De snelle kennismobilisatie, waar ik aan mee werk, tracht te achterhalen welke invloed deze fase van de coronacrisis heeft op de werkzaamheden en organisatie van bedrijven, instellingen en zelfstandigen. Welke lessen kunnen worden getrokken nu we ook nog de griep erbij hebben gekregen? Kernboodschap blijft: rekening houden met anderen, betrokken zijn bij het welzijn van kwetsbare mensen en bepaalde activiteiten tijdelijk niet doen. Dat gezegd hebbende kunnen we ook wel eens voorzichtiger zijn met andere mensen wanneer er “alleen maar” een infectieziekte rondgaat.
Woensdag
Bezoekje aan het ziekenhuis: nacontrole via het nieuwe telezorgsysteem. Toch even langs komen voor een behandelplan. De ziekenhuizen draaien weer volop. Afdelingen waar veel patiëntencontact nodig is hebben meer ruimte gekregen. Er zijn geen wachtkamers meer in smalle gangen. Ook hier geen mondkapjes. Als de wachttijden oplopen, worden mensen verwezen naar een andere wachtkamer die volop geventileerd kan worden.

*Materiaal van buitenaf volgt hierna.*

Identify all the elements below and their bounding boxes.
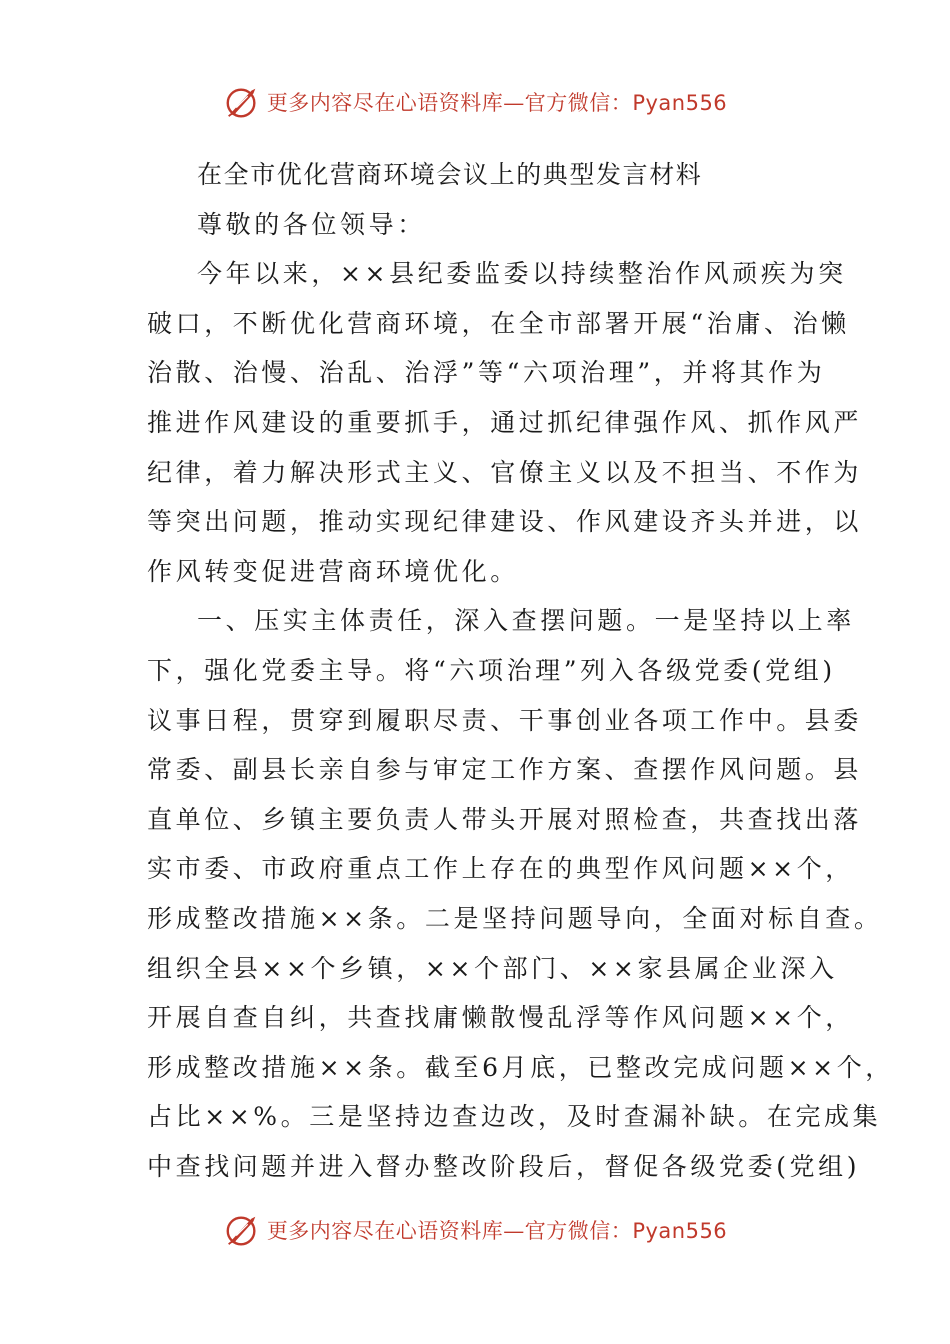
paragraph-line: 形成整改措施××条。二是坚持问题导向，全面对标自查。	[147, 903, 883, 933]
watermark-text: 更多内容尽在心语资料库—官方微信：Pyan556	[266, 91, 728, 115]
paragraph-line: 今年以来，××县纪委监委以持续整治作风顽疾为突	[197, 259, 847, 289]
document-title: 在全市优化营商环境会议上的典型发言材料	[197, 160, 703, 189]
paragraph-line: 下，强化党委主导。将“六项治理”列入各级党委(党组)	[147, 655, 836, 685]
wechat-id: Pyan556	[632, 91, 728, 115]
paragraph-line: 议事日程，贯穿到履职尽责、干事创业各项工作中。县委	[147, 705, 863, 735]
paragraph-line: 治散、治慢、治乱、治浮”等“六项治理”，并将其作为	[147, 358, 826, 388]
paragraph-line: 组织全县××个乡镇，××个部门、××家县属企业深入	[147, 953, 838, 983]
quill-logo-icon	[223, 83, 261, 121]
paragraph-line: 实市委、市政府重点工作上存在的典型作风问题××个，	[147, 854, 854, 884]
paragraph-line: 形成整改措施××条。截至6月底，已整改完成问题××个，	[147, 1052, 894, 1082]
paragraph-line: 等突出问题，推动实现纪律建设、作风建设齐头并进，以	[147, 507, 863, 537]
wechat-id: Pyan556	[632, 1219, 728, 1243]
quill-logo-icon	[223, 1211, 261, 1249]
paragraph-line: 作风转变促进营商环境优化。	[147, 556, 519, 586]
document-body	[147, 150, 894, 1191]
footer-watermark-banner	[0, 1210, 950, 1250]
paragraph-line: 中查找问题并进入督办整改阶段后，督促各级党委(党组)	[147, 1151, 861, 1181]
paragraph-line: 一、压实主体责任，深入查摆问题。一是坚持以上率	[197, 606, 855, 636]
salutation: 尊敬的各位领导：	[197, 209, 426, 239]
paragraph-line: 开展自查自纠，共查找庸懒散慢乱浮等作风问题××个，	[147, 1003, 854, 1033]
paragraph-line: 常委、副县长亲自参与审定工作方案、查摆作风问题。县	[147, 755, 863, 785]
paragraph-line: 直单位、乡镇主要负责人带头开展对照检查，共查找出落	[147, 804, 863, 834]
paragraph-line: 推进作风建设的重要抓手，通过抓纪律强作风、抓作风严	[147, 407, 863, 437]
paragraph-line: 纪律，着力解决形式主义、官僚主义以及不担当、不作为	[147, 457, 863, 487]
paragraph-line: 破口，不断优化营商环境，在全市部署开展“治庸、治懒	[147, 308, 850, 338]
paragraph-line: 占比××%。三是坚持边查边改，及时查漏补缺。在完成集	[147, 1102, 882, 1132]
watermark-text: 更多内容尽在心语资料库—官方微信：Pyan556	[266, 1219, 728, 1243]
header-watermark-banner	[0, 82, 950, 122]
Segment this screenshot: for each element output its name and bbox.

Aanhoudende discussies over vaccinaties op televisie. De eerste vaccins tegen Covid-19 lijken te werken. Maar er is veel aarzeling bij mensen. De meest simpele boodschap: mensen moeten meer gemotiveerd worden om elkaar te beschermen in dit tijdperk van individualisme. Het is lastig de goede informatie te vinden in de brei van boodschappen in de landelijke communicatie.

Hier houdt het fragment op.